> On 29 Jun 2016, at 09:45, Joachim Tuchel <[email protected]> wrote:
>
> Ben,
>
> > Ben Coman <[email protected]> hat am 29. Juni 2016 um 09:40 geschrieben:
> > Your questions are significant. The standard library should not be
> > complicated by trying to handle undefined missing fields from a row.
> > Such a file is simply invalid.
> > cheers -ben
>
> I fully agree, I just wanted to give an example of questions that are way
> more difficult to answer than it might seem in the first place. I wanted to
> make an argument for not blaming NeoCSV for being unable to parse a file like
> that.

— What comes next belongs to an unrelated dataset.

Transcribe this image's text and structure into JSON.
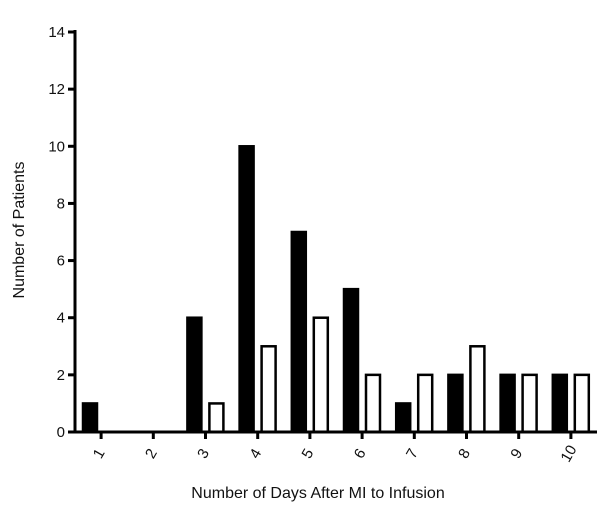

I am surely not asking for NeoCSV to do some magic on invalid CSV
> files. It would be wrong in at least 50% of the cases anyways, no matter what
> kind of assumptions it would make.
>
> Joachim
So yes, CSV is only defined for records that are all the same size.
NeoCSVReader can however deal with shorter records. The first record (or
header, or convertors) define the number of fields for the whole file.
Obviously, only empty fields at the end are supported.
Here is an example:
(NeoCSVReader on: '1,2,3\5\3,2,1' withCRs readStream) emptyFieldValue: #empty;
upToEnd.
=> #(#('1' '2' '3') #('5' #empty #empty) #('3' '2' '1'))
The second line/record contains only one value, empty ones are added
automatically. The #emptyFieldValue is optional and defaults to nil.